Transair is not a member of any of the three major global airline alliances — Star Alliance, SkyTeam, or oneworld. As a regional and charter-oriented carrier, the airline has not pursued the scale of interline infrastructure that alliance membership typically requires. No major codeshare agreements with international network carriers have been publicly confirmed in recent industry disclosures. The airline’s commercial relationships have tended toward ground handling partnerships and slot-sharing arrangements at shared West African ports rather than formal codeshare structures. This remains an area where future commercial development could materially change the airline’s connectivity proposition, particularly if a larger African carrier sought a feeder arrangement into Dakar.

Notable Incidents

A Boeing 737 operated by Transair was involved in a runway excursion incident at Dakar in 2022, an event that received coverage in regional and international aviation safety reporting and was subject to investigation by Senegalese civil aviation authorities. The aircraft sustained damage and there were reported injuries among those on board; readers seeking precise details are directed to official investigation reports from the Bureau d’Enquêtes et d’Analyses (BEA) and Senegalese ANAC filings. Beyond this documented event, the airline does not appear on major international safety watchlists as of early 2026, and no further major incidents have been confirmed in publicly available safety databases covering the subsequent period.

Financial and Operational Situation

Transair’s financial profile is characteristic of small regional African carriers: operationally lean, exposed to fuel cost swings, and reliant on a combination of scheduled revenue and charter contract income to maintain viability.
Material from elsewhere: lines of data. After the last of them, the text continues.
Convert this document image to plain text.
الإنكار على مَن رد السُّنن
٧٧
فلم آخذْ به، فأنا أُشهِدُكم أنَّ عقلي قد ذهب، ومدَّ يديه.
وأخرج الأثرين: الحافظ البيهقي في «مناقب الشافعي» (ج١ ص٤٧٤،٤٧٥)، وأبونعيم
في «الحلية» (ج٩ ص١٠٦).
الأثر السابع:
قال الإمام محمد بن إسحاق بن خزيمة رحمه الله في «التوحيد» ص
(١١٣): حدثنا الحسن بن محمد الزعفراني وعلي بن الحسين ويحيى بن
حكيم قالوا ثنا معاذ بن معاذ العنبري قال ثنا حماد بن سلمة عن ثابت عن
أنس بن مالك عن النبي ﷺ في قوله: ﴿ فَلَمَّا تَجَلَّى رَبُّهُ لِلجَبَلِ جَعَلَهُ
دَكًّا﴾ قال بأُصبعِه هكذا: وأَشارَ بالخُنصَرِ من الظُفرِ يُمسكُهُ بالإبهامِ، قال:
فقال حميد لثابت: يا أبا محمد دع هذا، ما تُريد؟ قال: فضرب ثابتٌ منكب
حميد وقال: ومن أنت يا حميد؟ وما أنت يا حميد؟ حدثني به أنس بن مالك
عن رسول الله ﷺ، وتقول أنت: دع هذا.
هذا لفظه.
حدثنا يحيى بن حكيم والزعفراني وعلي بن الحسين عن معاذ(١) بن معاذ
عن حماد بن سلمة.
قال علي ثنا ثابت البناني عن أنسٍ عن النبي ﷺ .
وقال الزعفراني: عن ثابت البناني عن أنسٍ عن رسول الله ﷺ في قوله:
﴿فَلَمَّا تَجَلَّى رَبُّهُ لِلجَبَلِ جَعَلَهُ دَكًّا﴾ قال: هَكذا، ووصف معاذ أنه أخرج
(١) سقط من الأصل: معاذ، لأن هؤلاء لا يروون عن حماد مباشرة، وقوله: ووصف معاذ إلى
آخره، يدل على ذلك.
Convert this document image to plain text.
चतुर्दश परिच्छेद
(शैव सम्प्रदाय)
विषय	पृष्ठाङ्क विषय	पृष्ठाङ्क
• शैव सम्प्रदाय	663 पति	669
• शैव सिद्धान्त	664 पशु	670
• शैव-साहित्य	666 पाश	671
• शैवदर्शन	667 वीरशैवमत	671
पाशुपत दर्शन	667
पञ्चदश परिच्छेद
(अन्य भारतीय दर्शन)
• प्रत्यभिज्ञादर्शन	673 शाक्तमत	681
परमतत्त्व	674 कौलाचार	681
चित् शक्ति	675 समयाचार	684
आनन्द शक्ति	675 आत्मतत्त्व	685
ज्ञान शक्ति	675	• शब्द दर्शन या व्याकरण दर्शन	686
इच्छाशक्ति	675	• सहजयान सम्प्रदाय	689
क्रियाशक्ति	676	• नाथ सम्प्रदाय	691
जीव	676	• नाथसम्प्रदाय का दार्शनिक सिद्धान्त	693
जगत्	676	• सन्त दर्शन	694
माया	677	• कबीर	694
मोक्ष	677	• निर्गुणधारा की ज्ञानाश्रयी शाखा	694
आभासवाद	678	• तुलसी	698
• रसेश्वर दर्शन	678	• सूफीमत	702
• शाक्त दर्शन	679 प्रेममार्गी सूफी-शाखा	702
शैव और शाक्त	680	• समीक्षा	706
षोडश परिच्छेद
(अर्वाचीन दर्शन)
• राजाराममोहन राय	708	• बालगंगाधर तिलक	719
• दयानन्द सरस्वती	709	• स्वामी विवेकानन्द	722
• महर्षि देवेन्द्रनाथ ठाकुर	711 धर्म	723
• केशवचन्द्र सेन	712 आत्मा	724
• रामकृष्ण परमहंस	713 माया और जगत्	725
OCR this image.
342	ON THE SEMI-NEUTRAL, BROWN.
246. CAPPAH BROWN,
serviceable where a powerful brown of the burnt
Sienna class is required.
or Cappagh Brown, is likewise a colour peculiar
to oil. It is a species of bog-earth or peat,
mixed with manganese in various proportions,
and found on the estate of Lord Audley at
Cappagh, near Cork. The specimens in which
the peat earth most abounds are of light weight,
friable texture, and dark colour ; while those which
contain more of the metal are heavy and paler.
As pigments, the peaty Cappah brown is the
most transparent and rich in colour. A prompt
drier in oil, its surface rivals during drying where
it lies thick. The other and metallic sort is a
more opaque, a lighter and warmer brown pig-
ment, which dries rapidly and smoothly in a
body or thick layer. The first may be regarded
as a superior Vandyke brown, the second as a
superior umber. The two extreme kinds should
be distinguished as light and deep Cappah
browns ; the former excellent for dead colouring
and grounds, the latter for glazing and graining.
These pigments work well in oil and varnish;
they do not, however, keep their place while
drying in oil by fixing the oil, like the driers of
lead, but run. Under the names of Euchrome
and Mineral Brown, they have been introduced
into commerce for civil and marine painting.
The airline does not publish audited financial statements in a form accessible to the general public, making precise profitability assessment difficult from the outside. Industry observers have noted that the post-2022 period brought both recovery in passenger demand and continued pressure from rising operational costs, a combination that has tested carriers of Transair’s size across the continent. The airline’s ability to sustain operations through the 2022 incident and its aftermath suggests a degree of operational resilience, though the longer-term capital position and any state support arrangements have not been publicly detailed. Investors and analysts should treat any third-party financial estimates for this carrier with appropriate caution.

Recent Developments

The most consequential recent development in Transair’s public profile was the 2022 runway excursion and the regulatory and reputational management that followed. In the period since, the airline has worked to restore normal operations and, according to regional aviation trade reporting, has continued to serve its core domestic and West African routes. The competitive landscape in Senegal has intensified with Air Sénégal’s continued network expansion and the entry of new regional operators, placing additional commercial pressure on Transair’s scheduled flying. Fleet modernisation and the potential introduction of newer turboprop or regional jet equipment have been discussed in industry circles as a medium-term priority. Senegal’s broader aviation infrastructure investment, including the development of Blaise Diagne International Airport (DSS relocated operations) as the country’s primary gateway, continues to reshape the operating environment for all carriers based in the country. Transair’s positioning within that evolving ecosystem will be a key variable for observers tracking West African regional aviation through 2026 and beyond.